I’ve never wanted Uncorrected to be fiddly. So far, no categories. I write about what I want to when the spirit compels me, and I make a list every Sunday.

It’s an old-school blog. Thanks to you for reading it.

OG Keys to Go

Aaron was digging through some drawers and bins while packing for school and culling some accumulated cruft, and he popped out of his room with two keyboards: first, the terrible Logitech K480, which I never liked, and my old Logitech Keys to Go. It’s the original from around 2015, which has an Alcantara-like fabric coating and a great keypress.

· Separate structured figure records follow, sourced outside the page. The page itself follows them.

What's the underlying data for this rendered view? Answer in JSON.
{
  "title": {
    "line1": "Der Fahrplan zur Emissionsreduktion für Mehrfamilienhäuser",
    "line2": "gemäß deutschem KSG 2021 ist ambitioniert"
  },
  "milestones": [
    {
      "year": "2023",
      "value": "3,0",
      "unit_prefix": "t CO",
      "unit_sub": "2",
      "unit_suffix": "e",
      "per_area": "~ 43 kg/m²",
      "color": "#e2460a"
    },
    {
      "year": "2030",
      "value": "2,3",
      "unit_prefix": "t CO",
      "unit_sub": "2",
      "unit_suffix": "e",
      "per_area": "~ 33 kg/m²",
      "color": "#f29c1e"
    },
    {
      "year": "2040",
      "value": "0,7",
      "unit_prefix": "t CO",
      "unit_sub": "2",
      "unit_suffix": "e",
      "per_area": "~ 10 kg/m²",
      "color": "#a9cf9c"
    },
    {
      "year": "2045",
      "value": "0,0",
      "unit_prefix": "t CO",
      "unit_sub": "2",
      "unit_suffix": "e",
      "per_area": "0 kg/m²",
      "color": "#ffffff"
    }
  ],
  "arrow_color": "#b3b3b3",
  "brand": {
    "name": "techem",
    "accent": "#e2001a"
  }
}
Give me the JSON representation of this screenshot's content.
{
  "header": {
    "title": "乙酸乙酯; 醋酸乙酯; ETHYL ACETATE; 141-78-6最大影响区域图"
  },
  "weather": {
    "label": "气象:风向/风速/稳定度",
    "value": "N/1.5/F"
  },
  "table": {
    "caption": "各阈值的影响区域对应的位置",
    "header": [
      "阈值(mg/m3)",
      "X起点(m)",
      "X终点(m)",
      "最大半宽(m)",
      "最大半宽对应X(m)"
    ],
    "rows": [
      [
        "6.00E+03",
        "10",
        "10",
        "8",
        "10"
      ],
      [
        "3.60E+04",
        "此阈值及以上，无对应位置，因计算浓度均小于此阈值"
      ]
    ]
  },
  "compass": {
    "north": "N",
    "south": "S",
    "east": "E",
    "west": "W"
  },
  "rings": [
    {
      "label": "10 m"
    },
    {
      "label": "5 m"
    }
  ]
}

The keys are admittedly small, but it’s still nice to use on the go. He had them from previous vacations for his iPad.

The newer model  has a smooth, rubberized coating, and is both less satisfying to the touch and harder to press the keys. I haven’t used it very much due to this, so I’m pretty psyched to have the original back.

Keys-2-Go
Keys-2-Go

I also have the new Logitech Keys to Go 2, which I also really like, but it’s a much bigger piece of kit than the wafer-thin original. It’s nice to type on, but feels a plasticky. I’m sure if you stripped the cover off the OG Keys to Go, it would feel plasticky, too. It’s a touch more narrow than Apple’s Magic Keyboard, and noticeably lighter.

Keys to Go 2
Keys to Go 2

More Silent Treatment

It brings me no joy to write that my link post to What You’re Saying When You Give Someone the Silent Treatment remains perennially popular here. Here’s Arthur Brooks from his email newsletter on the same topic:

As a reaction to disagreement, the “silent treatment” is about the worst choice possible for everyone.

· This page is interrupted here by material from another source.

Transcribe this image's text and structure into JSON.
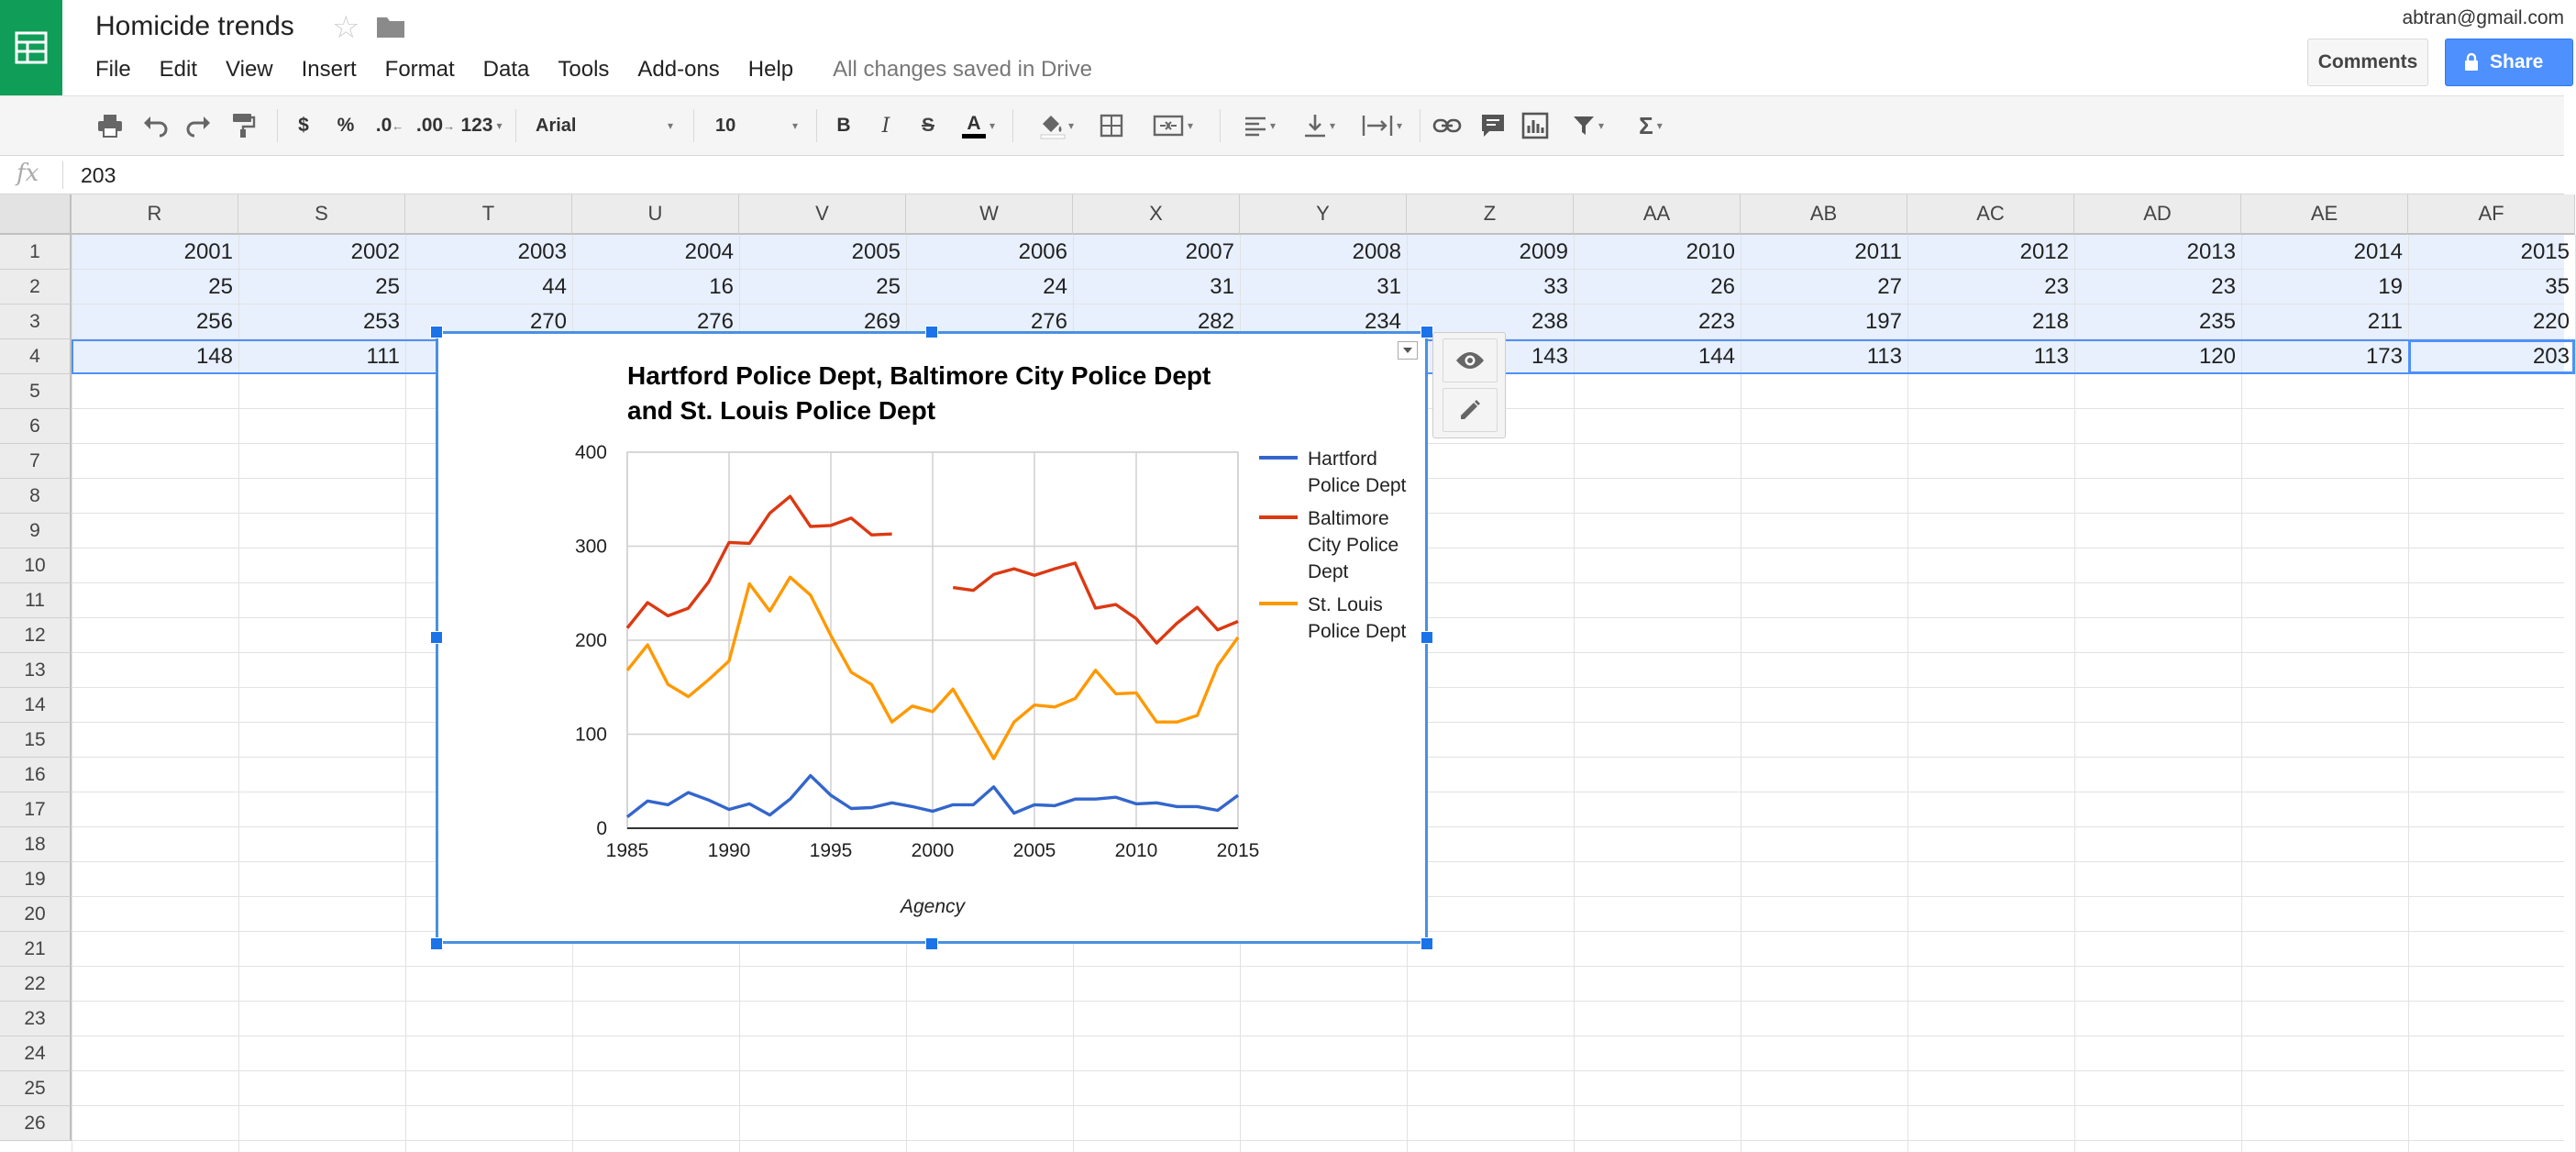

People who ruminate on a conflict with their partner—turning it over and over in their mind—are especially prone to punitive actions, including the silent treatment. Try not to get stuck perseverating on the dispute, and use your words instead.

Momma’s Little Baby Just Took the Aeropress

We moved Aaron into college today. It was a busy, hectic, emotional affair for everyone. We left at 8 am sharp and made it up to campus and his dorm by 10 am. There was plenty of traffic due to all of the first-year students moving in.

Us
Us
Raritan River
Raritan River

In addition to using the elevator, we took a lot of trips up and down the six flights of stairs to his dorm. We helped move the bunks and other redecorating, but I was definitely starting to get in the way.

We lit out together for lunch and a Target run to pick up some hangers and other necessaries we forgot.

Summer Rolls
Summer Rolls
Phô
Phô

We were all three of us choked up leaving.

Rhonda remarked tonight, after looking in his room when we got home, “He never made his bed. But today, he did.”